Nous vîmes bientôt apparaître et s’arrêter dans l’ombre, sur le seuil de la porte, un vieillard vert et robuste, avec des cheveux gris. La petite Agnès, attirée par son air avenant, avait couru à sa rencontre pour le faire entrer, et je n’avais pas encore bien reconnu ses traits, quand ma femme, se levant tout à coup, s’écria d’une voix émue que c’était M. Peggotty.

C’était M. Peggotty ! Il était vieux à présent, mais de ces vieillesses vermeilles, vives et vigoureuses. Quand notre première émotion fut calmée et qu’il fut établi, avec les enfants sur ses genoux, devant le feu, dont la flamme illuminait sa face, il me parut aussi fort et aussi robuste, je dirai même aussi beau, pour son âge, que jamais.

« Maître Davy ! » dit-il. Et comme ce nom d’autrefois, prononcé du même temps qu’autrefois, réjouissait mon oreille ! « Maître Davy, c’est un beau jour que celui où je vous revois, avec votre excellente femme !

— Oui, mon vieil ami, c’est vraiment un beau jour ! m’écriai-je.

— Et ces jolis enfants dit M. Peggotty. Les belles petites fleurs que cela fait ! Maître Davy, vous n’étiez pas plus grand que le plus petit de ces trois enfants-là, quand je vous ai vu pour la première fois.

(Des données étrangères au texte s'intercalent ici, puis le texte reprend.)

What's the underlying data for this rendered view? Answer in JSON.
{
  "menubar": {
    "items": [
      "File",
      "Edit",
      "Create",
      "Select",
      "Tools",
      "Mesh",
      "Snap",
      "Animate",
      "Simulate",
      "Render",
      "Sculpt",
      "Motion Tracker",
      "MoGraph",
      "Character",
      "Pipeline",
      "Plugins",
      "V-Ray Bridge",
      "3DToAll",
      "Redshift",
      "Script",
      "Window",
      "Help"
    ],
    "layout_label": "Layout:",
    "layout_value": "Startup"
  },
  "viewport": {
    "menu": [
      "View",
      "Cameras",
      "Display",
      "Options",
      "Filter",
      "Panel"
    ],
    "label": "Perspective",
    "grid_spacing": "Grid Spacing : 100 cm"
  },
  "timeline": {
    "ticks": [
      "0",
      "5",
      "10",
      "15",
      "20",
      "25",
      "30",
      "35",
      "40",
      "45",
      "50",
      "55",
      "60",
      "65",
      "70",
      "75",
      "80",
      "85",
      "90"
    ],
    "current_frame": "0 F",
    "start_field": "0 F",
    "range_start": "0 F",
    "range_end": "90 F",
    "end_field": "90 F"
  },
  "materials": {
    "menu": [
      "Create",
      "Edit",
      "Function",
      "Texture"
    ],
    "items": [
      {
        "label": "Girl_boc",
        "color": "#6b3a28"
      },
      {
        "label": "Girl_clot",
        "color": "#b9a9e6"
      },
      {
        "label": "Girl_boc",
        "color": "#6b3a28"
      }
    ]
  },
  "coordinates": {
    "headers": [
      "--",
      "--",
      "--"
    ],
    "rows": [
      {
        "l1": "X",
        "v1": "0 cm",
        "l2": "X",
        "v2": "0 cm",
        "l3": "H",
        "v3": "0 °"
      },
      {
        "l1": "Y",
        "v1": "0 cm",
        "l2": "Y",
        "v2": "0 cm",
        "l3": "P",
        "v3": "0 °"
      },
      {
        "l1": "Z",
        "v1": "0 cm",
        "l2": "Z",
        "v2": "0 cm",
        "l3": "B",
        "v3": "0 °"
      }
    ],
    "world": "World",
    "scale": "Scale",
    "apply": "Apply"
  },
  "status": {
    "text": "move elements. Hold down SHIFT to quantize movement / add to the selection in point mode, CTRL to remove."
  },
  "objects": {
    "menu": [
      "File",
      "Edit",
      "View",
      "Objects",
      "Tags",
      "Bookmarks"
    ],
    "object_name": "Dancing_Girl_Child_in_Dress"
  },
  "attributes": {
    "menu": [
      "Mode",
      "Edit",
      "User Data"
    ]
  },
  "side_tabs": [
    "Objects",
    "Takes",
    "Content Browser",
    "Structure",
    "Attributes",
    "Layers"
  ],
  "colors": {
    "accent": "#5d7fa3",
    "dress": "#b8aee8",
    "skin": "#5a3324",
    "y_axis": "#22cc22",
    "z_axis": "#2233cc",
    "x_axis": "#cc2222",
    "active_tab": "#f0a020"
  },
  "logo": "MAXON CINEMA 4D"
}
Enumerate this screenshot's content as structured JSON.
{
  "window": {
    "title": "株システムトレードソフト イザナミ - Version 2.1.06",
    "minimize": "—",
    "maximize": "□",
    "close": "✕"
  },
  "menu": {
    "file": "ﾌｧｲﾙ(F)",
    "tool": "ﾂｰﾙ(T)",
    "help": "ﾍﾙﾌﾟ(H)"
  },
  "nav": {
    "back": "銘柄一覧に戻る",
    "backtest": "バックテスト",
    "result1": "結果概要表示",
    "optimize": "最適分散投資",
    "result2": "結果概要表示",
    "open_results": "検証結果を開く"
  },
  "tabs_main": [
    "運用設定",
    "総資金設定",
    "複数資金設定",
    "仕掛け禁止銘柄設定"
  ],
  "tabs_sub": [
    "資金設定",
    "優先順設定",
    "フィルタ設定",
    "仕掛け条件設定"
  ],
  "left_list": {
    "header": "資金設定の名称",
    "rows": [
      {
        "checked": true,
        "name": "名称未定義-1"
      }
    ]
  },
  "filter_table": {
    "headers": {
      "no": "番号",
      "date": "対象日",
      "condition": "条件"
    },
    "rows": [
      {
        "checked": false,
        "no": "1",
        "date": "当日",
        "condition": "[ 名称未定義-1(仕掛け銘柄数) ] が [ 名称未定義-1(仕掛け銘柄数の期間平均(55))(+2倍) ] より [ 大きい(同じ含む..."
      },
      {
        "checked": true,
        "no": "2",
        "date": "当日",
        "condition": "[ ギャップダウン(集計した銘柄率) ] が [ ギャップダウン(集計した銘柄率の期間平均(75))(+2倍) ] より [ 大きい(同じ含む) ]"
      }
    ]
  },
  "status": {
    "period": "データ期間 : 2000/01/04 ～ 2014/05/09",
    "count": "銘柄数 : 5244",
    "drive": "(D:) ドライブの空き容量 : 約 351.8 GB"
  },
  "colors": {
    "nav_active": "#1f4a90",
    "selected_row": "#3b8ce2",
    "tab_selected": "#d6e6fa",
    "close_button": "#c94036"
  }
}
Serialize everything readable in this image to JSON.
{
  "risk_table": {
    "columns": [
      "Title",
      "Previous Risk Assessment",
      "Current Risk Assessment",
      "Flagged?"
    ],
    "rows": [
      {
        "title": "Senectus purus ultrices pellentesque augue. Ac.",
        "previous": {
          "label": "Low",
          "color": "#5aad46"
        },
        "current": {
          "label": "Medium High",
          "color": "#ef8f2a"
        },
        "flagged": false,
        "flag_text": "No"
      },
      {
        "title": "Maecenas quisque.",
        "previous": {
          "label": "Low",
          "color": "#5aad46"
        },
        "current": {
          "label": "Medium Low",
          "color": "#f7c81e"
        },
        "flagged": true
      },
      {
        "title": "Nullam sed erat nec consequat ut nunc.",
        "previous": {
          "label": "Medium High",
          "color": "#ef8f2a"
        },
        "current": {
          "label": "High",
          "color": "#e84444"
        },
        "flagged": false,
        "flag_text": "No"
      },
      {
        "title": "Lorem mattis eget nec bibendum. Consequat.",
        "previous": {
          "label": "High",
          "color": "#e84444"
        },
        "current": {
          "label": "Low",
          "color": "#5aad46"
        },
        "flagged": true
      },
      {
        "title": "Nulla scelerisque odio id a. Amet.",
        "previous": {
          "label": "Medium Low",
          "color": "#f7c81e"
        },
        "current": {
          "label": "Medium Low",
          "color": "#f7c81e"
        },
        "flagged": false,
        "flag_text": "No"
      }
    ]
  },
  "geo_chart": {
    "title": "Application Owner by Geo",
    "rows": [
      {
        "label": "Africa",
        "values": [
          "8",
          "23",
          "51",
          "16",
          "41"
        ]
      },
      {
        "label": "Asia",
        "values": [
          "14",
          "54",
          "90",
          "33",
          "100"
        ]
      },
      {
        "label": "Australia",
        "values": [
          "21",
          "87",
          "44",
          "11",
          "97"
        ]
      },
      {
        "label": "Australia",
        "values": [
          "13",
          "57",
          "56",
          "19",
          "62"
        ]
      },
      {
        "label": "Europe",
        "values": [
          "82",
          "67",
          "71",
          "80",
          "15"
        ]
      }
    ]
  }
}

Émilie était de la même taille, et notre pauvre garçon n’était qu’un petit garçon !

— J’ai changé plus que vous depuis ce temps-là, lui dis-je. Mais laissons tous ces bambins aller se coucher, et comme il ne peut pas y avoir en Angleterre d’autre gîte pour vous ce soir que celui-ci, dites-moi où je pais envoyer chercher vos bagages ? est-ce toujours le vieux sac noir qui a tant voyagé ? Et puis, tout en buvant un verre de grog de Yarmouth, nous causerons de tout ce qui s’est passé depuis dix ans.

— Êtes-vous seul ? dit Agnès.

— Oui, madame, dit-il en lui baisant la main, je suis tout seul.

II s’assit entre nous nous ne savions comment lui témoigner notre joie, et en écoutant cette voix qui m’était si familière, j’étais tenté de croire qu’il en était encore au temps où il poursuivait son long voyage à la recherche de sa nièce chérie.